Roadside Assistance for Orbit
A new generation of space companies is commercializing a solution that sounds like science fiction: on-orbit servicing (OOS). Think of it as roadside assistance for space. These services involve sending robotic "mechanic" spacecraft to rendezvous with aging satellites to refuel, repair, or reposition them. The market for these services is growing rapidly, with projections expecting it to reach nearly $7 billion by 2030. The driving force is clear economics. Extending the life of a satellite for even a few years can generate enormous value and is far cheaper than building and launching a replacement. Companies like Northrop Grumman's subsidiary, SpaceLogistics, and startups like Astroscale and ClearSpace are pioneering this field.
The Robotic Rescuers in Action
The technology is already proven. Northrop Grumman's Mission Extension Vehicle (MEV) has performed historic missions. In 2020, MEV-1 successfully docked with Intelsat 901, a satellite that had been retired to a graveyard orbit. The MEV-1 clamped onto the older satellite's engine nozzle and effectively became its new engine and steering system, bringing it back into service for five more years. A second vehicle, MEV-2, later performed a similar feat, docking with an active satellite to extend its life without service interruptions. These missions proved that even satellites not designed to be serviced could be given a new lease on life. Following these successes, the company is now developing a Mission Robotic Vehicle (MRV) that can install jetpack-like Mission Extension Pods (MEPs) to provide propulsion for another six years of life.
Refuel, Repair, and Recycle
The vision for on-orbit servicing extends far beyond just providing a push. The next frontier is refueling. Several missions planned for 2026, backed by the U.S. Space Force, aim to demonstrate the ability to transfer hydrazine fuel to satellites directly in orbit. Companies like Astroscale are also tackling the problem from another angle: active debris removal. Its ELSA-d mission successfully demonstrated technologies for capturing and de-orbiting defunct satellites, using a magnetic system to latch onto replica debris. In the future, robotic servicers could perform complex repairs, replace failing components, upgrade hardware, or even assemble large structures in space that are too big to launch in one piece. This transforms satellites from disposable hardware into sustainable, upgradeable platforms.

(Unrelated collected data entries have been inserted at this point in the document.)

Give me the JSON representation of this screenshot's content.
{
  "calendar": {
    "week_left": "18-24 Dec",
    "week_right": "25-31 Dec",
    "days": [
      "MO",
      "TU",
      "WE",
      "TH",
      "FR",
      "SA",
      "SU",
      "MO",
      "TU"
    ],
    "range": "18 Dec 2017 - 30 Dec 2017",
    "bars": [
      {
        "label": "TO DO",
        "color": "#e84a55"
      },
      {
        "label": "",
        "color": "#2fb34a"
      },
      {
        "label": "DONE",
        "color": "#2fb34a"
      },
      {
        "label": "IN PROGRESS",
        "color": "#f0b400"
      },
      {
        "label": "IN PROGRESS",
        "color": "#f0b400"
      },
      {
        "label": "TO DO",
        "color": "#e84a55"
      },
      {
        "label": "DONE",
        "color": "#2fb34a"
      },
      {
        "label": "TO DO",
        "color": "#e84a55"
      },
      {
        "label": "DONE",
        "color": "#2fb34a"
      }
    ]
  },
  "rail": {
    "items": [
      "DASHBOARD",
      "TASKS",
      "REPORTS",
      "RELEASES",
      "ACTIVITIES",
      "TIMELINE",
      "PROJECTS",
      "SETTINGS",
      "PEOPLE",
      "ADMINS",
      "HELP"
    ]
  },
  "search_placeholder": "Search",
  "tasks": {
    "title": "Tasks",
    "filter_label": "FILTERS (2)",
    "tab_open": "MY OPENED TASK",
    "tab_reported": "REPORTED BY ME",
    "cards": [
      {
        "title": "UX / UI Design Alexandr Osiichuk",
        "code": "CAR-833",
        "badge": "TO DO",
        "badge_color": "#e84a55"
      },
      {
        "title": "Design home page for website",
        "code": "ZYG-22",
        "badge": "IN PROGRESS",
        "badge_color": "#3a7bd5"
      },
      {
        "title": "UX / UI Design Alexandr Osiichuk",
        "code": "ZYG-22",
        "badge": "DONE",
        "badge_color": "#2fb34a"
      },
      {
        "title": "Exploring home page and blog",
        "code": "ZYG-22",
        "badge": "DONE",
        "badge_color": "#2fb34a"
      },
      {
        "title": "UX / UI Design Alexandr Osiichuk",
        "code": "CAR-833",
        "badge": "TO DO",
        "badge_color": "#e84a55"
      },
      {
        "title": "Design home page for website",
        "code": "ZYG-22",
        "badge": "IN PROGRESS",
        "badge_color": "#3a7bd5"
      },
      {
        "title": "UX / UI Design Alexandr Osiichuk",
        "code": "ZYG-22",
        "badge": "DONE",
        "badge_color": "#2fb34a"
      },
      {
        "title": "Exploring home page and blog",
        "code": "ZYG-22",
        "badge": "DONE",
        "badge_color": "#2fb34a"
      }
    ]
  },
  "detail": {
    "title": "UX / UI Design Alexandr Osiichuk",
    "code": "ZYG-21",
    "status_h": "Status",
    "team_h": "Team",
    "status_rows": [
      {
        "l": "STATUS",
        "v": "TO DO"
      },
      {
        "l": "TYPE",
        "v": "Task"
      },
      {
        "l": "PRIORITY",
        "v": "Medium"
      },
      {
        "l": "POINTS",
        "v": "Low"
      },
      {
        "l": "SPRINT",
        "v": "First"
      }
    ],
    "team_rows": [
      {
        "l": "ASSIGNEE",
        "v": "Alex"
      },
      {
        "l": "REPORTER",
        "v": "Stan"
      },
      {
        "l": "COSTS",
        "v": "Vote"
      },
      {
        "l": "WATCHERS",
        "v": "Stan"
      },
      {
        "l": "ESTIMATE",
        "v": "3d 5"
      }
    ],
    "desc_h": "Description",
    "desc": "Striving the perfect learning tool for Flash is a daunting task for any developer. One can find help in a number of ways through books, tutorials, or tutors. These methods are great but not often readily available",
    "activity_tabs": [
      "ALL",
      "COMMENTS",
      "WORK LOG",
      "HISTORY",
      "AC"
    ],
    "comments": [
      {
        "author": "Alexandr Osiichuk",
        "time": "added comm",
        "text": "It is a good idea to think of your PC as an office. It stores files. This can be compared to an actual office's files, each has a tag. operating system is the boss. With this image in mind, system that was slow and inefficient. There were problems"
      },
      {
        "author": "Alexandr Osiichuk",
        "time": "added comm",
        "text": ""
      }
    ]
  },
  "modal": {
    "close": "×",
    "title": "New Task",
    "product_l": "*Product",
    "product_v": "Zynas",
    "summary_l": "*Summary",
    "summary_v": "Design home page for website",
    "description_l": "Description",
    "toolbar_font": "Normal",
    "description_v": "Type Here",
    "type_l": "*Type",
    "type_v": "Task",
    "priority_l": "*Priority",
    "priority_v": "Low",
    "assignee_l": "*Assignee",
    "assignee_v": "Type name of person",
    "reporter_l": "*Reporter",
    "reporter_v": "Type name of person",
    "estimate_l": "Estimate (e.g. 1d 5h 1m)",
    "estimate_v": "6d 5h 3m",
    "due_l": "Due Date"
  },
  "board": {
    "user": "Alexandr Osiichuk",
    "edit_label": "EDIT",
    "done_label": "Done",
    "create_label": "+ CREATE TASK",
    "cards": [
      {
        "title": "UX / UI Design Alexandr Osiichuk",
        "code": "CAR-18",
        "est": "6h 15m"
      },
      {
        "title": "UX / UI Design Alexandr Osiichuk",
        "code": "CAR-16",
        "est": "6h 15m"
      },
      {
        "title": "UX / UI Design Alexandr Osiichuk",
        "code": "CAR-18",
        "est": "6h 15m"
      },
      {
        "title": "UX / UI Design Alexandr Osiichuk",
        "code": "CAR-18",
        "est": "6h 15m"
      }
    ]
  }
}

The Dawn of a Circular Space Economy
The rise of on-orbit servicing marks a pivotal shift toward a sustainable, circular economy in space. For commercial satellite operators, it means maximizing the return on their massive investments and gaining flexibility in managing their fleets. For governments, it offers enhanced resilience for critical national security assets. And for everyone, it represents a crucial step in managing the orbital environment. By keeping functional satellites in service and actively removing junk, we can mitigate the growing threat of space debris. As companies continue to prove out the business case, the days of treating billion-dollar space infrastructure as disposable are quickly coming to an end. This new paradigm promises not only a more efficient and profitable space industry but a safer and more sustainable future for all orbital operations.